Es werde am Anfang nicht einfach sein für Rösti und er werde sicher auch das Parteibuch nicht komplett ablegen. «Rösti wird versuchen, den Einfluss auf die Partei zu behalten, er ist ein machtbewusster Mensch – deshalb wird er schon auf einem schmalen Grat wandern», so Hermann.

«Da sehe ich die Chance für Rösti, dass er durch seine politische Positionierung und seinen Hintergrund Vertrauen bei jenen Kreisen schaffen kann, die vielleicht noch etwas skeptisch gegenüber der Energiewende sind und er deshalb einfacher Mehrheiten gewinnen kann, als es zuvor Simonetta Sommaruga tun konnte.» Rösti werde vielleicht etwas andere Akzente setzen als seine Vorgängerin, aber grundsätzlich werde auch er die Energiewende vorantreiben müssen und wollen.

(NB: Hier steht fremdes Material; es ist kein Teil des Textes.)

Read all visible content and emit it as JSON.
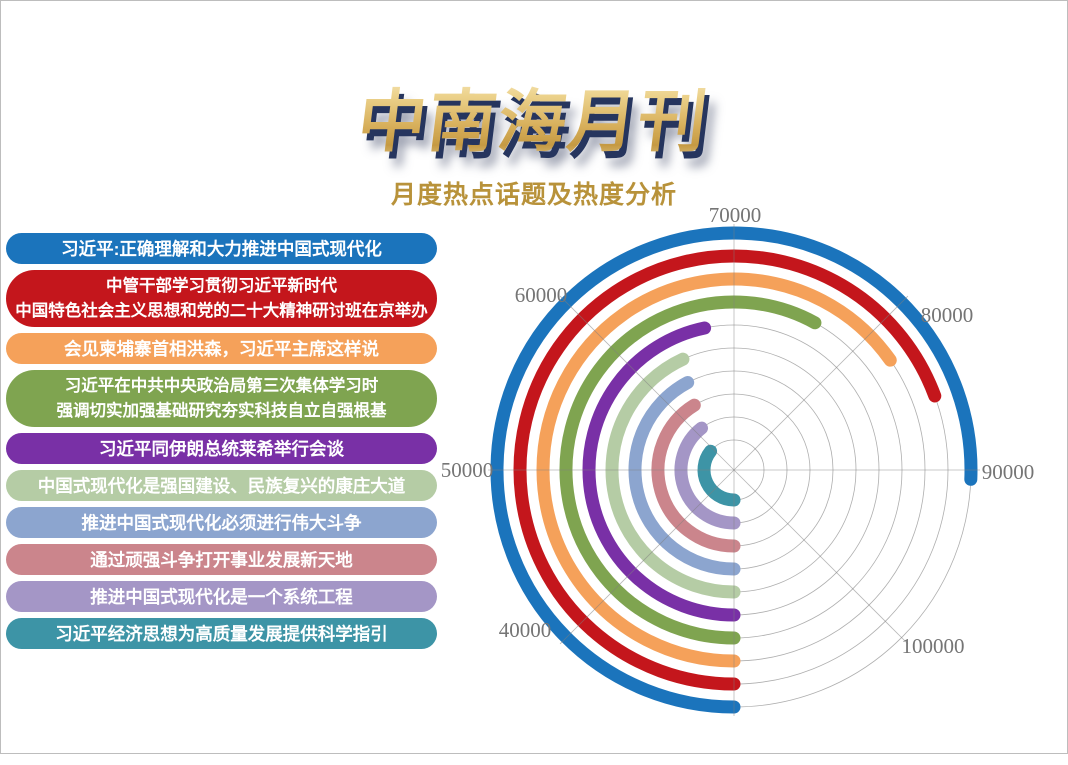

Baustellen im EFD: Karin Keller-Sutter erbt das Finanzdepartement von Ueli Maurer in einer angespannten Finanzlage. Nach der Coronakrise und den aktuellen Herausforderungen kommen grosse Belastungen auf den Bundeshaushalt zu. Laut Hermann wird Keller-Sutter die Herausforderungen sehr ähnlich angehen wie Maurer – denn bei Finanzfragen sind die SVP und FDP ähnlich gesinnt.

Ausserdem betonte Keller-Sutter nach der Departementsverteilung, dass es zum Berufsprofil einer Finanzministerin gehöre, Finanzstabilität einzufordern. Sie habe keine Angst, sich unbeliebt zu machen: «Ich habe auch keine Angst vor Konflikten, auch wenn ich diese austragen muss», sagte sie vor den Medien.

Das EFD als Chance für Keller-Sutter: Ihr Wechsel ins Finanzdepartement nach nur vier Jahren im EJPD kann Hermann gut verstehen – zumal sie bereits als St. Galler Regierungsrätin dem Justiz- und Sicherheitsdepartement vorstand. Ausserdem sei das EJPD zwar ein wichtiges Departement, doch beinhalte es oft emotionale Themen, die auf Widerstand stossen. Doch zweifelt Hermann nicht daran, dass Keller-Sutter den Wechsel problemlos meistern werde, denn sie sei eine sehr erfahrene Politikerin.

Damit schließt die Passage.